A Multi-Level, Multi-Scale Visual Analytics Approach to Assessment of Multifidelity HPC Systems
This addresses the challenge of improving robustness and reliability in high-performance computing facilities by enabling better log analysis, though it appears incremental as it builds on existing techniques like mrDMD.
The paper tackles the problem of monitoring and interpreting complex supercomputing systems by developing a holistic analytical system that processes massive multi-fidelity log data, using improved multiresolution dynamic mode decomposition and visual analytics to extract usage and error patterns at varying resolutions, exemplified with scenarios on a Cray XC40 supercomputer.
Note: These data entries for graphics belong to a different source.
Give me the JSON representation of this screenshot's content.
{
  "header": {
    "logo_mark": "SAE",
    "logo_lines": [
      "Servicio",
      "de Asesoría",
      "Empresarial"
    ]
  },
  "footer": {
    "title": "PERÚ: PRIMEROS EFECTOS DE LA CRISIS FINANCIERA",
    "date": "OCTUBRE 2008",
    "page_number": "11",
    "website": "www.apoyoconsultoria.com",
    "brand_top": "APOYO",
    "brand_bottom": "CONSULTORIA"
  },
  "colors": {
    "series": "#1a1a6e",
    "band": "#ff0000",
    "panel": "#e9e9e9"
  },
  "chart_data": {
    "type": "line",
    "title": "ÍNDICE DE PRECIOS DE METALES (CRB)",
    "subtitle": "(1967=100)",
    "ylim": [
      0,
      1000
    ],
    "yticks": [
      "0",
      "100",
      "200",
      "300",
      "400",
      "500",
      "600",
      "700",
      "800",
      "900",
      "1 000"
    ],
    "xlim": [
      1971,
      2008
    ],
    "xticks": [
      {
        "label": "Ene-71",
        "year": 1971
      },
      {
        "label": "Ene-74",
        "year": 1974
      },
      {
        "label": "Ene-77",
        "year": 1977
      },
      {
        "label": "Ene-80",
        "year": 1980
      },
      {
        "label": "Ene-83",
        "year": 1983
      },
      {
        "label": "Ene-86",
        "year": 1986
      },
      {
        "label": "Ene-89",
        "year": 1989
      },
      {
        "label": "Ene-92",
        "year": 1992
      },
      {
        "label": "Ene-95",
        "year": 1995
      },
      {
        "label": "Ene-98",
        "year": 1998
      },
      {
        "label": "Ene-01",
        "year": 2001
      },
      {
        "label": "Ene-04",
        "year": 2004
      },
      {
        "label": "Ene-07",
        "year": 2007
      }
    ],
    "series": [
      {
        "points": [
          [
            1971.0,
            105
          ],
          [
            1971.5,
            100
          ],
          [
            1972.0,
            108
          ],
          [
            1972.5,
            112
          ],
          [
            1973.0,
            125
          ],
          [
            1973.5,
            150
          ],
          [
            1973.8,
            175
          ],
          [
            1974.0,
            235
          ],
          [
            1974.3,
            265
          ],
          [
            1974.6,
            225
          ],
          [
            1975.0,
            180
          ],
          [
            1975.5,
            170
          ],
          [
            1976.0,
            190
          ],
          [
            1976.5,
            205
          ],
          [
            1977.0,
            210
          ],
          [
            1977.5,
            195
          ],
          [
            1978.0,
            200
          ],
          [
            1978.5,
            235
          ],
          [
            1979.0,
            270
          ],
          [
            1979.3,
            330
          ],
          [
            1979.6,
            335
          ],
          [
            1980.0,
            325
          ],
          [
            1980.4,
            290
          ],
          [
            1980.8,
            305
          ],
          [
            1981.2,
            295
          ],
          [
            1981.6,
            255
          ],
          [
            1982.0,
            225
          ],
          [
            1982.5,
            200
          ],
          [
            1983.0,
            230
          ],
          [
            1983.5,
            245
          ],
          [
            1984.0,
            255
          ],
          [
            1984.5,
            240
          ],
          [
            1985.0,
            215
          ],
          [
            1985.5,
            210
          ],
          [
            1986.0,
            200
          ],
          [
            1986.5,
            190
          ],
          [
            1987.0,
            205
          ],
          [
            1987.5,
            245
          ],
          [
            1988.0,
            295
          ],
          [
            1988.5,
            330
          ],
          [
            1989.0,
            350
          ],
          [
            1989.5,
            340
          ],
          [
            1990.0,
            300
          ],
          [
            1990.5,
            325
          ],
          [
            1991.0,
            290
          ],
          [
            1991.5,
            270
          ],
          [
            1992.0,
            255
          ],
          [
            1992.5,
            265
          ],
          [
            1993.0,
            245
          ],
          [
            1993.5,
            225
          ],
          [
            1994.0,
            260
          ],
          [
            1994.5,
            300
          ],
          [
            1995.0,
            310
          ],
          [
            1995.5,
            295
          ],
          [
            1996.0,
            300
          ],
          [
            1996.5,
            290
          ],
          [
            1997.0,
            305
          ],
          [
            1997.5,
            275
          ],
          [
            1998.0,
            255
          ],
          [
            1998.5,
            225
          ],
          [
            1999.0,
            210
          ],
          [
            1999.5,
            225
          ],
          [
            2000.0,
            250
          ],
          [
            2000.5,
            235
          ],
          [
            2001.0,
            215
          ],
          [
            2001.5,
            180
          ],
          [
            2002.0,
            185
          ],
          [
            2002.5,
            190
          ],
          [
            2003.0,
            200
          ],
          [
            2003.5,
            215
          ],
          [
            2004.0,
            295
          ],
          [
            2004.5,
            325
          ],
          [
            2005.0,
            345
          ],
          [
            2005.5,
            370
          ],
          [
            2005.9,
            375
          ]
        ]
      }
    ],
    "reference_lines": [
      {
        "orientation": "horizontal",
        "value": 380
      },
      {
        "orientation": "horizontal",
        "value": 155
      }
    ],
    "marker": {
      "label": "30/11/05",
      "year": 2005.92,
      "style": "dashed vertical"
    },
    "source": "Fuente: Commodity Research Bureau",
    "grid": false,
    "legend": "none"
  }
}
The ability to monitor and interpret of hardware system events and behaviors are crucial to improving the robustness and reliability of these systems, especially in a supercomputing facility. The growing complexity and scale of these systems demand an increase in monitoring data collected at multiple fidelity levels and varying temporal resolutions. In this work, we aim to build a holistic analytical system that helps make sense of such massive data, mainly the hardware logs, job logs, and environment logs collected from disparate subsystems and components of a supercomputer system. This end-to-end log analysis system, coupled with visual analytics support, allows users to glean and promptly extract supercomputer usage and error patterns at varying temporal and spatial resolutions. We use multiresolution dynamic mode decomposition (mrDMD), a technique that depicts high-dimensional data as correlated spatial-temporal variations patterns or modes, to extract variation patterns isolated at specified frequencies. Our improvements to the mrDMD algorithm help promptly reveal useful information in the massive environment log dataset, which is then associated with the processed hardware and job log datasets using our visual analytics system. Furthermore, our system can identify the usage and error patterns filtered at user, project, and subcomponent levels. We exemplify the effectiveness of our approach with two use scenarios with the Cray XC40 supercomputer.